Monday, 8 July 2013

Enable multi-factor authentication for a user in Office 365

Use the following procedure to enable multi-factor authentication for a user account. Please note that this feature is in preview.

1. Login to Windows Azure Management Portal.
2. Click Active Directory, and then click Directory.

3. Click on your Windows Azure AD tenant. 

4. Click on the Users tab.

5. On the Users page, search for the user you want to enable 2FA for and click on it.

6. Under role, select the Require Multi-factor Authentication check box.

When you select this option, the user must use a phone or another device and their password each time they need to sign in.

Please be aware that once multi-factor authentication is enabled on a user account, that user must complete the auto-enrollment when signing in. This will occur the first time the user signs in after the account has been enabled for multi-factor authentication. Until the user has done this, multi-factor authentication will not be enabled on the account.

Friday, 5 July 2013

Powershell command to get a list of Office 365 users with their assigned licenses

In order to get a list of all the users in your Office 365 tenant with the licenses that are assigned to them, you can run the following command. Change "c:\users.csv" to the location that you want to save the file.

Get-MsolUser -All | ft displayname , Licenses | Out-File c:\users.csv

This report will have both Display Name and License type in same column. If you need to split them into two columns, you can use the "Text to Columns" feature in Excel under the DATA tab to do this. I managed to split them by selecting Other under Delimiters and split where "{" is.

This is because licenses start with "{" and end with "}" (for example if the user's assigned license is E3, it would show as {mytenant:ENTERPRISEPACK}).

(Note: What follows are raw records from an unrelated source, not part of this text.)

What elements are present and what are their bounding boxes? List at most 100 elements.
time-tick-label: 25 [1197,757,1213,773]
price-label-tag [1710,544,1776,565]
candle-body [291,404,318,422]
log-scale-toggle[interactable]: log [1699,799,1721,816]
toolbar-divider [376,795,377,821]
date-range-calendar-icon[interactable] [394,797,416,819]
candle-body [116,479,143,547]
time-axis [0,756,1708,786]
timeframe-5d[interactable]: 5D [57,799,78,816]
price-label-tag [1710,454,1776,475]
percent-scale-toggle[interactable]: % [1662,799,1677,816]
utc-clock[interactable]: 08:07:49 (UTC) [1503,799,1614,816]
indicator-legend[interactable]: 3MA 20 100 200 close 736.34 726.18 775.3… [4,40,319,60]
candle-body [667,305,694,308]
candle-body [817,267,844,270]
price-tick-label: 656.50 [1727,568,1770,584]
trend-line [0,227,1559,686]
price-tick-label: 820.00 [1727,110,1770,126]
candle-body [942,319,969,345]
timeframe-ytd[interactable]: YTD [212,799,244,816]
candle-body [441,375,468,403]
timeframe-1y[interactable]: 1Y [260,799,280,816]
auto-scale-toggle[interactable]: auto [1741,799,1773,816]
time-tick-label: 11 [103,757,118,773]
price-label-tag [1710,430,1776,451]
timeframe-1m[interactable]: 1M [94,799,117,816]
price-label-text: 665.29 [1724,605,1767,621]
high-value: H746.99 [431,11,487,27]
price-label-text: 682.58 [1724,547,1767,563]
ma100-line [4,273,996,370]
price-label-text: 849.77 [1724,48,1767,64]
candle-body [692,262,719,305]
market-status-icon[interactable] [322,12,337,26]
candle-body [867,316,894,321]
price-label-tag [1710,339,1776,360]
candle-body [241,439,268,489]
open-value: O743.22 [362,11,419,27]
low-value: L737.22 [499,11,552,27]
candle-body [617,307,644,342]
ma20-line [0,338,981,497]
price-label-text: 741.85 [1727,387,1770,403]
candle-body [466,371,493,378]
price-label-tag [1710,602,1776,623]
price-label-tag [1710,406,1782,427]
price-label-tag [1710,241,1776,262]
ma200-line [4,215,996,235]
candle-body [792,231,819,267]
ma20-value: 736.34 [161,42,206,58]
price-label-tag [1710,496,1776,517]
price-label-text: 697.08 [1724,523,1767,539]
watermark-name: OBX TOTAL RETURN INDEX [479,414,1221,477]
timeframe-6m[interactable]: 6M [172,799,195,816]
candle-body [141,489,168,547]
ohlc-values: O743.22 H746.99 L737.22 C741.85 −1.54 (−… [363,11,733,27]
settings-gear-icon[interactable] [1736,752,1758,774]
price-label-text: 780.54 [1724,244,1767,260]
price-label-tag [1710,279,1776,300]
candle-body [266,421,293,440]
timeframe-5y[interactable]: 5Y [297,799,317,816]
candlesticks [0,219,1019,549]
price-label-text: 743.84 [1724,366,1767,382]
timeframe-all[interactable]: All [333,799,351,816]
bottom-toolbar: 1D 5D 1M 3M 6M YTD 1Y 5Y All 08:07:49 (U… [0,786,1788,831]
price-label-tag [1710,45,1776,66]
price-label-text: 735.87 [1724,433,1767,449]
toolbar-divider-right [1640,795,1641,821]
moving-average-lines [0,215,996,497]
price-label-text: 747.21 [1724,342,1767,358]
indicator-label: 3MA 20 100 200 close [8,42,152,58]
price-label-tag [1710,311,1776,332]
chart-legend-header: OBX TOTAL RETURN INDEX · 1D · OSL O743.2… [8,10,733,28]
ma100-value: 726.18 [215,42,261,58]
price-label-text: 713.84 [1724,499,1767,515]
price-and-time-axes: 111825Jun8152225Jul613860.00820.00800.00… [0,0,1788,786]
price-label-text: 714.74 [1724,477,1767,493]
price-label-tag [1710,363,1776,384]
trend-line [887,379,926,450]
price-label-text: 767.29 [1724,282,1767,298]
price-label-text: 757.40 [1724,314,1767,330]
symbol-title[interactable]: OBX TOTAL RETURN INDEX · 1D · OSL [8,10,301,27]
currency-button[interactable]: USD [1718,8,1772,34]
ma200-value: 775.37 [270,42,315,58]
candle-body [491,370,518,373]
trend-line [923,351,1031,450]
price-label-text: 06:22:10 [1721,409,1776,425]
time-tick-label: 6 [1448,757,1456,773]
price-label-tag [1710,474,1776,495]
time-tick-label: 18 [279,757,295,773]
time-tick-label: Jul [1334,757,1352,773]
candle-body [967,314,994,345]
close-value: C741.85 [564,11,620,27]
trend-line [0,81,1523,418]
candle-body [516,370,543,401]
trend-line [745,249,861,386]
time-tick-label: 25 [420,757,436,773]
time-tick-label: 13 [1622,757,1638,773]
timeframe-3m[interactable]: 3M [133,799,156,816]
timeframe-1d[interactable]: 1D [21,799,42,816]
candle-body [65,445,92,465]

Force a full password synchronization using the new DirSync tool with password sync feature

In order to force a full password sync in the new Windows Azure Active Directory Synchronization tool for Office 365, you need to do the following:

  1. Open Registry Editor
  2. Browse to HKEY_LOCAL_MACHINE > SOFTWARE > Microsoft > MSOLCoExistence > PasswordSync.
  3. Change the "FullSyncRequired" registery key value to 1.
  4. Go to Services
  5. Restart the "Forefront Identity Manager Synchronization Service" - this will also restart the Windows Azure Active Directory Sync Service.
  6. Once done, you will notice logs with Event IDs 656 which are the "Password Change Request" events  and 657 which are the "Password Change Result" events.